July 16, 2019


Current status

The United States abandoned the draft in 1973 under President Richard Nixon, ended the Selective Service registration requirement in 1975 under President Gerald Ford, and then re-instated the Selective Service registration requirement in 1980 under President Jimmy Carter.

Today the Selective Service System remains as a contingency, should a military draft be re-introduced.

Under current law, all male U.S. citizens are required to register with Selective Service within 30 days of their 18th birthday. Certain male aliens residing in the U.S., including those present illegally, are also required to register if they are between 18 and 26 years of age. "Willful" failure or refusal to present oneself for registration is against the law.

In 1980, young men who knew they were required to register who did not do so could face up to five years in jail or a fine up to $50,000 if convicted. The potential fine was later increased to $250,000. Despite these possible penalties, government records indicate that from 1980 through 1986 there were only 20 indictments, of which 19 were instigated in part by self-publicized and self-reported non-registration. (As one of the elements of the offense, the government must prove that a violation of the Military Selective Service Act was knowing and willful. This is almost impossible unless the prospective defendant has publicly stated that he knew he was required to register or report for induction, or unless he has been visited by the FBI, personally served with notice to register or report for induction, and given another chance to comply.) The last prosecution for nonregistration was in January 1986, after which many believed the government declined to continue prosecutions when it became apparent that the trials were themselves causing a decline in registration. By 1984, 13% of 18 year old men were not registering.

As an alternative method of encouraging registration, federal legislators and most state legislators passed laws requiring that to receive financial aid, federal grants and loans, and certain government benefits, a young man had to be registered with Selective Service. Organized efforts to aid those losing benefits include Fund for Education and Training (FEAT) and Student Aid Fund for Nonregistrants.
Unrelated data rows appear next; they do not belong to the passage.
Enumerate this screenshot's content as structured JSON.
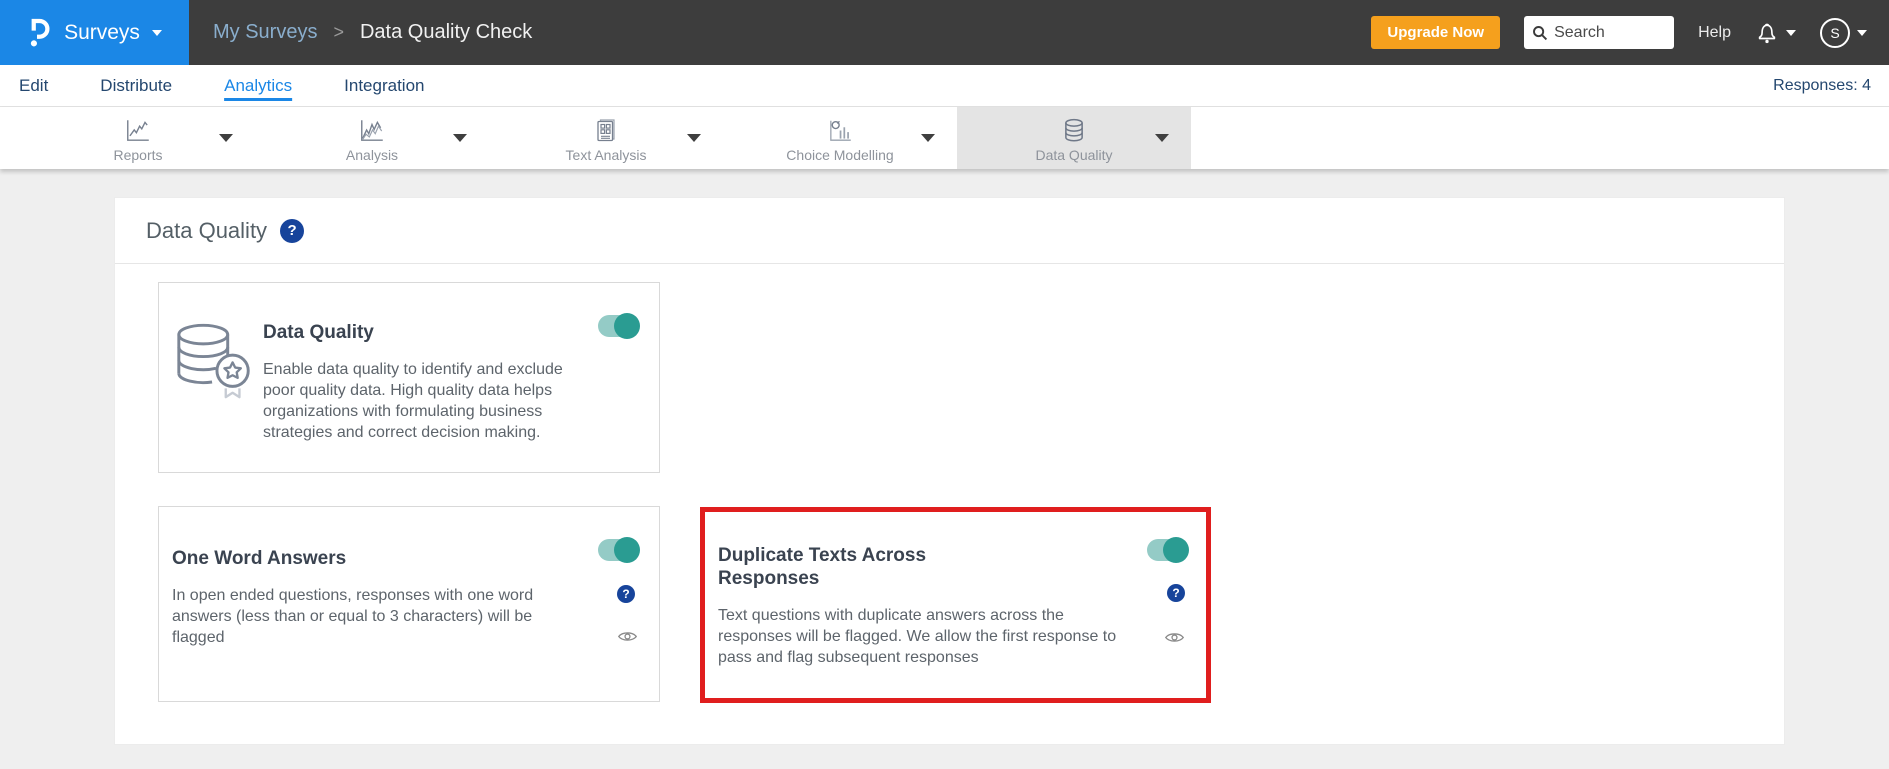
{
  "header": {
    "product": "Surveys",
    "breadcrumb": {
      "parent": "My Surveys",
      "separator": ">",
      "current": "Data Quality Check"
    },
    "upgrade_label": "Upgrade Now",
    "search_placeholder": "Search",
    "help_label": "Help",
    "avatar_initial": "S"
  },
  "nav": {
    "tabs": [
      {
        "label": "Edit",
        "active": false
      },
      {
        "label": "Distribute",
        "active": false
      },
      {
        "label": "Analytics",
        "active": true
      },
      {
        "label": "Integration",
        "active": false
      }
    ],
    "responses_label": "Responses: 4"
  },
  "subnav": {
    "tabs": [
      {
        "label": "Reports",
        "icon": "line-chart-icon",
        "active": false
      },
      {
        "label": "Analysis",
        "icon": "multi-line-chart-icon",
        "active": false
      },
      {
        "label": "Text Analysis",
        "icon": "document-grid-icon",
        "active": false
      },
      {
        "label": "Choice Modelling",
        "icon": "scatter-bar-icon",
        "active": false
      },
      {
        "label": "Data Quality",
        "icon": "database-icon",
        "active": true
      }
    ]
  },
  "main": {
    "title": "Data Quality",
    "help_glyph": "?",
    "feature_card": {
      "title": "Data Quality",
      "description": "Enable data quality to identify and exclude poor quality data. High quality data helps organizations with formulating business strategies and correct decision making.",
      "toggle_on": true,
      "icon": "database-star-icon"
    },
    "rule_cards": [
      {
        "title": "One Word Answers",
        "description": "In open ended questions, responses with one word answers (less than or equal to 3 characters) will be flagged",
        "toggle_on": true,
        "highlighted": false
      },
      {
        "title": "Duplicate Texts Across Responses",
        "description": "Text questions with duplicate answers across the responses will be flagged. We allow the first response to pass and flag subsequent responses",
        "toggle_on": true,
        "highlighted": true
      }
    ]
  },
  "colors": {
    "brand_blue": "#1b87e6",
    "topbar_gray": "#3d3d3d",
    "upgrade_orange": "#f5a01d",
    "nav_navy": "#24476f",
    "toggle_teal": "#2a9c92",
    "toggle_track": "#94cbc6",
    "help_badge_navy": "#17449b",
    "highlight_red": "#e01e1e"
  }
}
In the current registration system one cannot indicate that he is a conscientious objector (CO) to war when registering, but he can make such a claim when being drafted. Some men choose to write on the registration card I am a conscientious objector to war to document their conviction, even though the government will not have such a classification until there is a draft.

Today, the most likely form of draft is a one of health care workers. In 1987, Congress ordered the Selective Service System to put in place a system capable of drafting "persons qualified for practice or employment in a health care occupation", if such a special-skills draft should be ordered by Congress. In response, Selective Service published plans for the "Health Care Personnel Delivery System" (HCPDS) in 1989 and has had them ready ever since. The concept underwent a preliminary field exercise in Fiscal Year 1998, followed by a more extensive nationwide readiness exercise in Fiscal Year 1999. The HCPDS plans include women and men age 2054 in 57 job categories.